BFMTV

"Je n'allais pas m’inventer un personnage": Nathalie Loiseau revient sur ces jours qui ont suivi les européennes

LES CONFESSIONS DE L'ÉTÉ - Dans le cadre de notre série d'été politique intitulée "Ont-ils des regrets? Les confessions de l’été", BFMTV a pu s'entretenir avec la députée européenne et ancienne ministre chargée des Affaires européennes Nathalie Loiseau.

Le 26 mai dernier, soir des dernières élections européennes, LaREM est défaite par le Rassemblement national de Marine Le Pen, porté par la jeune tête de liste Jordan Bardella (23,34% contre 22,42% des suffrages selon les résultats définitifs). Malgré ce revers, Nathalie Loiseau, qui quant à elle menait la liste présidentielle, reçoit des félicitations des cadres de son parti

"J’ai le souvenir d’un coup de fil du président de la République, et j’ai vu Édouard Philippe qui était présent, l’un comme l’autre m’ont dit ‘pour un résultat pareil, on aurait signé tout de suite, des deux mains’", explique-t-elle à BFMTV.

Un off qui entame le crédit de Loiseau

Pourtant, quelques jours plus tard, alors que cette dernière se trouve en pole position pour devenir la leader du groupe centriste au Parlement européen, Nathalie Loiseau s'est laissée allée à quelques confidences face à une douzaine de journalistes. En l'espace de quelques minutes, la toute nouvelle eurodéputée et ancienne ministre chargée des Affaires européennes entame un crédit difficilement obtenu.
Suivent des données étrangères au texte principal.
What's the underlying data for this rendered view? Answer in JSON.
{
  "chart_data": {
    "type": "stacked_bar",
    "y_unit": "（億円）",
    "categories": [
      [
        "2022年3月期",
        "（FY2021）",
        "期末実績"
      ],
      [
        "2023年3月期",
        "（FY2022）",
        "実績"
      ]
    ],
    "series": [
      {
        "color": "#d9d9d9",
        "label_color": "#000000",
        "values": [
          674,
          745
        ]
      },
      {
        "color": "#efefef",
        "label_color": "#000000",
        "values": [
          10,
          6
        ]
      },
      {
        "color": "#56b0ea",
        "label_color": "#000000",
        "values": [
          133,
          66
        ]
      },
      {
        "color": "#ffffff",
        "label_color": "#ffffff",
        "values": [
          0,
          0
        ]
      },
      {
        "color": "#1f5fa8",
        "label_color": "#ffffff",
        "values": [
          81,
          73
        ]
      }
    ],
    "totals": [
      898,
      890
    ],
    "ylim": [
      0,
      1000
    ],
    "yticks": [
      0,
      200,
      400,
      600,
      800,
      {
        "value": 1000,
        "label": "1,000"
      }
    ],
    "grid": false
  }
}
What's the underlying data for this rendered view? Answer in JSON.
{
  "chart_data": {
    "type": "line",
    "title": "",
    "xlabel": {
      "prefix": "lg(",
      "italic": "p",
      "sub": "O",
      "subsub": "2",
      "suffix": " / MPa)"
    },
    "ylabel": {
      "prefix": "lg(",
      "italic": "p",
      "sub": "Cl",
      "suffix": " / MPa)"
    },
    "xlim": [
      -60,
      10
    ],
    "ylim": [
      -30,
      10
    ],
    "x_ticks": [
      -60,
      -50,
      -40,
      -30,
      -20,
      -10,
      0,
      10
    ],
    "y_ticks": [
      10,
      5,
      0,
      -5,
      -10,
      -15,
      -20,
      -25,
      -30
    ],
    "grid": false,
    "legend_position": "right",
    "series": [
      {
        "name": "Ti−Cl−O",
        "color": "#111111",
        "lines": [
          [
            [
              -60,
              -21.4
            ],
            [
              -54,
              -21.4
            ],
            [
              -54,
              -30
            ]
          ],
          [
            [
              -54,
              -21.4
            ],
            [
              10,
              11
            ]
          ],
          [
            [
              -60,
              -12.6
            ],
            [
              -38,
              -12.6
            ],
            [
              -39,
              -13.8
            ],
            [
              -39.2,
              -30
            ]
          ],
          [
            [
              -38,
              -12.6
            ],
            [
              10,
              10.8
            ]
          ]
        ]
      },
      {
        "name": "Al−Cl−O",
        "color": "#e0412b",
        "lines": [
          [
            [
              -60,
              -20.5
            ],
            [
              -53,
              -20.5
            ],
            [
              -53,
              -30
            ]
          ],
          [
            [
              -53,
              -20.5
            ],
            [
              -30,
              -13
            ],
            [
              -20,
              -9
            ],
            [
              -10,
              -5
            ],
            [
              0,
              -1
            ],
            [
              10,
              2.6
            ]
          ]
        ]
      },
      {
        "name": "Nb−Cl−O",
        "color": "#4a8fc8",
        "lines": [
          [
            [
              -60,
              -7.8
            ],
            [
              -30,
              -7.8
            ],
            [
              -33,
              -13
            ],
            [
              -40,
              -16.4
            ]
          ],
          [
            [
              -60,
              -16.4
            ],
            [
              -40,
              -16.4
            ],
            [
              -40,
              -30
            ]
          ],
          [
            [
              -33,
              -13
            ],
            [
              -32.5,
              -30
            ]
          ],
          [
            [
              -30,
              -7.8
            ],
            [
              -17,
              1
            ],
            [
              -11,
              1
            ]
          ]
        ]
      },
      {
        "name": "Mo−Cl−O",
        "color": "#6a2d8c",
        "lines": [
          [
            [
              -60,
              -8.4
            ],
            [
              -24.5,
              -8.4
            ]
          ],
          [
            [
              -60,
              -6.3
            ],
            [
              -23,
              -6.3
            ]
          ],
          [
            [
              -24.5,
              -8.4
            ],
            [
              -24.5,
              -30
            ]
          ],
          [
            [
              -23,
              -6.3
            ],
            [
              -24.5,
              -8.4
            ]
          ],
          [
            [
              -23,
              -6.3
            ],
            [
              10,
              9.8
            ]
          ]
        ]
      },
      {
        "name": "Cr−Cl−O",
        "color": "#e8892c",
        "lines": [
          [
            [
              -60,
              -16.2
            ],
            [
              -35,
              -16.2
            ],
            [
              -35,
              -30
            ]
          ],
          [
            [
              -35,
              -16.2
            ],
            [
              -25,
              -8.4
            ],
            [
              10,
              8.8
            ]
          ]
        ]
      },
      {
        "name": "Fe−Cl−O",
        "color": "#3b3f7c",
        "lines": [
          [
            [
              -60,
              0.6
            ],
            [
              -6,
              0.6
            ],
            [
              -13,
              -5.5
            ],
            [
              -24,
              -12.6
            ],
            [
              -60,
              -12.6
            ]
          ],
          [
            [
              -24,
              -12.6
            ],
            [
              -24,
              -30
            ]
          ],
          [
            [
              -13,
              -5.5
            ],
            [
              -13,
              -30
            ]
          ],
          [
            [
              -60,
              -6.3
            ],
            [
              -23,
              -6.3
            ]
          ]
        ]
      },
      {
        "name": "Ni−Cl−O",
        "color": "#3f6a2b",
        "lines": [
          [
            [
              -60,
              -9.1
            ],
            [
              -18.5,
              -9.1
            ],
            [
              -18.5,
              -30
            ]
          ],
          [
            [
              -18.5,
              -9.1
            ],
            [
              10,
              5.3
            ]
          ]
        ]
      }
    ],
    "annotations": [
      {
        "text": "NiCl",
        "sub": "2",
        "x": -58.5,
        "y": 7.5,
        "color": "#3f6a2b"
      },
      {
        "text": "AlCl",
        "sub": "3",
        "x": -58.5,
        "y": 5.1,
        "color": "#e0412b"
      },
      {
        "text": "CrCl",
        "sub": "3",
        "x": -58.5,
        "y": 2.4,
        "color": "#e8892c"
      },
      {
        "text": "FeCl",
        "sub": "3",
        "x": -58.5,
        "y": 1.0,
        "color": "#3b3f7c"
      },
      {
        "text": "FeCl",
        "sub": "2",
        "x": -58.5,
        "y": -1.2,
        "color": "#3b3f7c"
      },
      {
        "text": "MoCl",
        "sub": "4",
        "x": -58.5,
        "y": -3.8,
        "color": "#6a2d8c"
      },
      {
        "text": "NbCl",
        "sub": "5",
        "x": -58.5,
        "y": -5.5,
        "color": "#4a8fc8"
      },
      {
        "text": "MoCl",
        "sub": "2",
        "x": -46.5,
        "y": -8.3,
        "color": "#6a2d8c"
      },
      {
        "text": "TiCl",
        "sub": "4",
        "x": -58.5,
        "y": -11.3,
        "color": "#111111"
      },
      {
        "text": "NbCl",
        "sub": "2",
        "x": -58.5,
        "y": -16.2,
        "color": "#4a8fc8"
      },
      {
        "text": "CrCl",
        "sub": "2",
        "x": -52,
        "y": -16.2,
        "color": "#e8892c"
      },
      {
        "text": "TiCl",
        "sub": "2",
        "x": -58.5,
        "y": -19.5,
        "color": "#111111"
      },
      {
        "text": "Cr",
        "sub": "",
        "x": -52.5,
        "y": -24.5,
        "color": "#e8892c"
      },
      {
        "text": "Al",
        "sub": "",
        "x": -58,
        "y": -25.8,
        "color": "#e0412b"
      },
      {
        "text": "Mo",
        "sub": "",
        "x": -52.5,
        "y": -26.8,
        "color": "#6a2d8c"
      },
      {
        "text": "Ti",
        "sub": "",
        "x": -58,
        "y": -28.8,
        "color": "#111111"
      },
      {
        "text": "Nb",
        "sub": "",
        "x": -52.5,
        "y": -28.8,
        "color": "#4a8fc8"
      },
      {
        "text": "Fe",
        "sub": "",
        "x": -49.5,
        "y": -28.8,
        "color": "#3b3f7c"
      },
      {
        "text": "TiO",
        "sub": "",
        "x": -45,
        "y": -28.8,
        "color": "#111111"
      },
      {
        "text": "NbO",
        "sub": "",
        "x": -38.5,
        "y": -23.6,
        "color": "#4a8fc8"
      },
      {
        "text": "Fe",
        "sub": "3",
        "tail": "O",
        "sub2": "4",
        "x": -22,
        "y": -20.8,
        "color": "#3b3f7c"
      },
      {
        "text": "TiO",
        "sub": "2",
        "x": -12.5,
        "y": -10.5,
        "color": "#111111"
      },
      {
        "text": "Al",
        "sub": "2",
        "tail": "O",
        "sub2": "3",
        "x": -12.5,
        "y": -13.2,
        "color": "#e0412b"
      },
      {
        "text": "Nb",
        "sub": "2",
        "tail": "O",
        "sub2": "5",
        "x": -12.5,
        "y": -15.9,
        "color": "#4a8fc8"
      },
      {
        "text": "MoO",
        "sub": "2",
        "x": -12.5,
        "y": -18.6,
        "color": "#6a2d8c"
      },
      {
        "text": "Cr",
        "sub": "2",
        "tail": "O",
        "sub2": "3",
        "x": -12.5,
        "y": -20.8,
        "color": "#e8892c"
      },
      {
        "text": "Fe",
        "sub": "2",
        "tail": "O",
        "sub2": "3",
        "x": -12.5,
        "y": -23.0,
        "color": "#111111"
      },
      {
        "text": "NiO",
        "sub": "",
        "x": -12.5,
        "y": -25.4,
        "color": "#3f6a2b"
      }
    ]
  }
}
"J’ai dit que le patron allemand de la droite du parlement européen ne serait jamais président de la commission parce qu’il n’aurait pas l’expérience pour. J’ai dit qu’Angela Merkel avait du mal à se décider parce que la situation politique allemande était de plus en plus compliquée et que ça ralentissait le processus. Et c’est exactement ce qu’on a vu", se remémore-t-elle. 

En premier lieu, c'est le quotidien belge Le Soir qui avait fait fuiter ses déclarations. Dans un article du 7 juin dernier, il est rapporté que Loiseau a égratigné l'actuel leader du groupe centriste européen, Guy Verhofstadt, qualifié de "vieux de la vieille qui a des frustrations rentrées depuis quinze ans."

Un autre rival pour le poste, le Suédois Fredrick Federley, en avait également pris pour son grade: "L'élire serait donner les clés du groupe à la droite allemande", estimait Nathalie Loiseau.

"C'est la vie"

Des déclarations entièrement assumées, mais qui lui ont très certainement coûté sa place de tête de file du groupe centriste, poste auquel elle renonce finalement d'elle-même. 

"Les noms d’oiseau ça consistait à dire que l’une de mes concurrentes se présentait comme elle l’avait déjà fait précédemment et qu’elle avait déjà perdu. Ce n’est pas un nom d’oiseau c’est un fait, elle l’a très bien compris. Je ne suis pas sûre qu’en off ma concurrente disait de moi que monts et merveilles. C’est la vie", insiste-t-elle. 

Selon certains observateurs, ces déclarations font office d'un suicide politique, finalement pleinement revendiqué.

"Je n'allais pas m’inventer un personnage au motif que ça allait plaire à deux ou trois communicants. Des communicants j’en ai croisé, je les ai entendus me débiter les mêmes recettes qu’ils sortiraient pour un séminaire de pâte dentifrice. Objectivement ça ne m’intéresse pas", conclut-elle. 

Actuellement, Nathalie Loiseau est à la tête de la sous-commission sécurité et défense, elle qui pouvait prétendre à une plus haute destinée. Pour autant, l'ancienne ministre ne regrette pas cet épisode et se réjouit d'avoir gardé sa liberté de parole.